Wednesday, January 28, 2009

The Photograph as Art



“Only with effort can the camera be forced to lie: basically it is an honest medium: so the photographer is much more likely to approach nature in a spirit of inquiry, of communion, instead of with the saucy swagger of self-dubbed ‘artists’. And contemporary vision, the new life, is based on honest approach to all problems, be they morals or art. False fronts to buildings, false standards in morals, subterfuges and mummery of all kinds, must be, will be scrapped.”
-Edward Weston


"Pascal Dangin is the premier retoucher of fashion photographs. Art directors and admen call him when they want someone who looks less than great to look great, someone who looks great to look amazing, or someone who looks amazing already—whether by dint of DNA or M·A·C—to look, as is the mode, superhuman. (Christy Turlington, for the record, needs the least help.) In the March issue of Vogue Dangin tweaked a hundred and forty-four images: a hundred and seven advertisements (Estée Lauder, Gucci, Dior, etc.), thirty-six fashion pictures, and the cover, featuring Drew Barrymore."
"Picture Perfect." -Lauren Collins (http://www.newyorker.com/reporting/2008/05/12/080512fa_fact_collins?currentPage=all)

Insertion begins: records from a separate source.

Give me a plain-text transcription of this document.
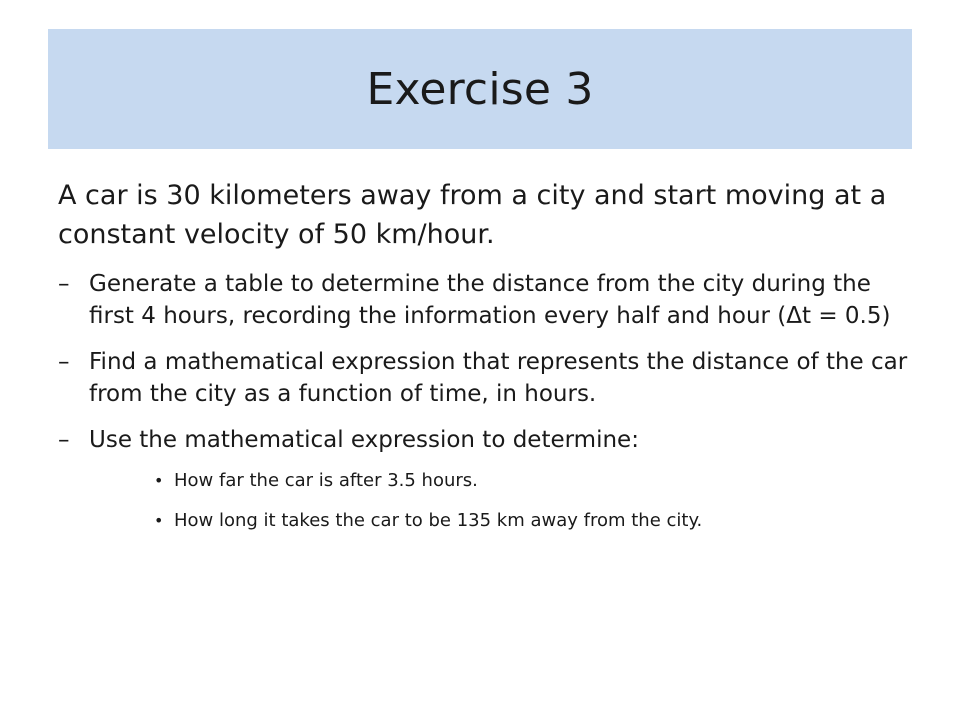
Exercise 3

A car is 30 kilometers away from a city and start moving at a constant velocity of 50 km/hour.

– Generate a table to determine the distance from the city during the first 4 hours, recording the information every half and hour (Δt = 0.5)
– Find a mathematical expression that represents the distance of the car from the city as a function of time, in hours.
– Use the mathematical expression to determine:
• How far the car is after 3.5 hours.
• How long it takes the car to be 135 km away from the city.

When photography was introduced, first as a form of documentation and later as an art form, it was considered pure--what is in the photo is what actually existed. Yet what is often forgotten is that photography IS an art--and is, therefore, subject to the whims of the person behind the camera. Lighting, perspective, exposure all make a drastic effect on what appears in the photograph, and is often NOT what one would see had he been standing in the same place as the photographer when he took the shot.

Yet now, interestingly enough, photography is even more a painterly art form than it once was. Everything in a photograph can be idealized, from the color of the grass to a lengthening of the legs.

I feel that this is often forgotten. Frequent complaints are lodged against editors of magazines such as Vogue and Vanity Fair, claiming the human subjects in the magazines' images are misrepresentations of the true human form. Yet hasn't this been true for centuries, if not millenia? Painters, sculptors, artists of all kinds have interpreted and idealized the human form since they have been creating it. Now, however, the "photograph" is still considered "true," that it does not lie--yet the photographer is an artist, the photograph his art, and the camera (and computer) the tools with which he executes his pieces... and liberty should be afforded him.